ReplyDeletePerhaps the plasma ring accretion disk is made of the denser negatively charged particles, somewhat like a giant atomic electron orbital, and as to why neutrons dominate the oversized nucleus, well, that follows from the nonlinear relationship whereby the higher the atomic mass the greater the neutrons. This is because protons are heavily unstable at higher densities and that neutrons are more stable at higher densities.
OIM,
ReplyDelete…they don’t look on astronomy as an arena for discovering new things. They look at it as an arena for proving old things. – Dr. Arp, as posted by you.
Look at most of your posts, and your efforts in trying to prove all the old things!!
Do go back to school and may be you might redeem yourself.
QF,
ReplyDelete"I was thinking about quasars and neutron stars today, I think they are an electrical phenominon"
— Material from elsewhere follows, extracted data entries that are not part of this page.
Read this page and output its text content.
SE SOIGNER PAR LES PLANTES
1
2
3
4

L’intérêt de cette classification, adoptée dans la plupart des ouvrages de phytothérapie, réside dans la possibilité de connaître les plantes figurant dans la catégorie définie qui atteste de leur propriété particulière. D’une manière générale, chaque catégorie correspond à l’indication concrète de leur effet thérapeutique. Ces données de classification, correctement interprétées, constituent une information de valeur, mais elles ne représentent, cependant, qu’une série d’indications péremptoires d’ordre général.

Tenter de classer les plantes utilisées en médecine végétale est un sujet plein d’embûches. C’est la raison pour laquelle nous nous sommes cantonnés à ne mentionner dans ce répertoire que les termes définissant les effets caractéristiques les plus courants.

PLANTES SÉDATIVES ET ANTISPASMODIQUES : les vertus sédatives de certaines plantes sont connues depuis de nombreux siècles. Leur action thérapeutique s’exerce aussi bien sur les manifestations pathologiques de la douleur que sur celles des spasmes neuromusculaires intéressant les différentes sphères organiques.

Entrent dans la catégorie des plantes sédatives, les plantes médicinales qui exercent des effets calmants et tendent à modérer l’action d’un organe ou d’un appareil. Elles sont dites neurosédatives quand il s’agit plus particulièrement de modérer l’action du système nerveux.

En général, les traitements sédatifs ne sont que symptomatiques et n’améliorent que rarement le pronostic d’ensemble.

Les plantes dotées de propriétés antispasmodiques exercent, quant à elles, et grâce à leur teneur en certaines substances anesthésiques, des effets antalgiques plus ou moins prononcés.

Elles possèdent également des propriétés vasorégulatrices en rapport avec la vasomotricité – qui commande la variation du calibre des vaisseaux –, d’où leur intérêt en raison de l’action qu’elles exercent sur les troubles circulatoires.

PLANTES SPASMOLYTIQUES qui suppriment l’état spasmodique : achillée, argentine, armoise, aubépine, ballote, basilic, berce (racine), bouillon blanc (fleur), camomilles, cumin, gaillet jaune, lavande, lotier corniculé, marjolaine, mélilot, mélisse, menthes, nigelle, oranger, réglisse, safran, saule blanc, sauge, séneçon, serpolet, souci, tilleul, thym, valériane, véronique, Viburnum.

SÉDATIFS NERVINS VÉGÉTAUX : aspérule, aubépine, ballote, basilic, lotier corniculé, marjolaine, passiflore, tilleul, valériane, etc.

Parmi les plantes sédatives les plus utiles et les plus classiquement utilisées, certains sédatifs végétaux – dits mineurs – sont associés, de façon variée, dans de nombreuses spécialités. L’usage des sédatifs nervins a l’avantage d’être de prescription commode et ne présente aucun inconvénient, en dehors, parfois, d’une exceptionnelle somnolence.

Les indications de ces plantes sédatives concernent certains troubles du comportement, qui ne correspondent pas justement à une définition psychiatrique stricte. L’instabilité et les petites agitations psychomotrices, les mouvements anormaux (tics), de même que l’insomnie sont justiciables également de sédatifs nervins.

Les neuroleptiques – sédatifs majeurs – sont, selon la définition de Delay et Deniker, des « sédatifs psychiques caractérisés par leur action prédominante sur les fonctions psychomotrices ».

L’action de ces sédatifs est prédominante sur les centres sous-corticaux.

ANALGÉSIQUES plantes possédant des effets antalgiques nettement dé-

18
If neutron stars exist, you are probably right.
"According to electric star theory, neutron stars belong in the same category with invisible pink unicorns." -- Stephen Smith, writer, November 2008
KV,
ReplyDelete"Look at most of your posts, and your efforts in trying to prove all the old things!!"
One vote for astrophysics.
http://www.news.com.au/couriermail/story/0,23739,26537002-952,00.html
ReplyDeleteMillions of years old.........!
Well, superatoms exist ergo neutron stars should exist.
ReplyDeletehttp://science.nasa.gov/headlines/y2009/23dec_voyager.htm
ReplyDeletePhysics says (?) it shouldn't be there ..........
Hahahahaha! Herd hysteria and then amnesia!
Fungus,
ReplyDeleteLOL. Nice finds!
Thanks OIM!
ReplyDeleteI am trying to learn what is real. Why do others react so violently to the efforts of some to enlighten them?
The vituperation you receive is getting to be extreme. It certainly undermines their arguments, but what is the point of allowing them to sound off so shrilly? I have suggested that you are maybe experimenting a little. True?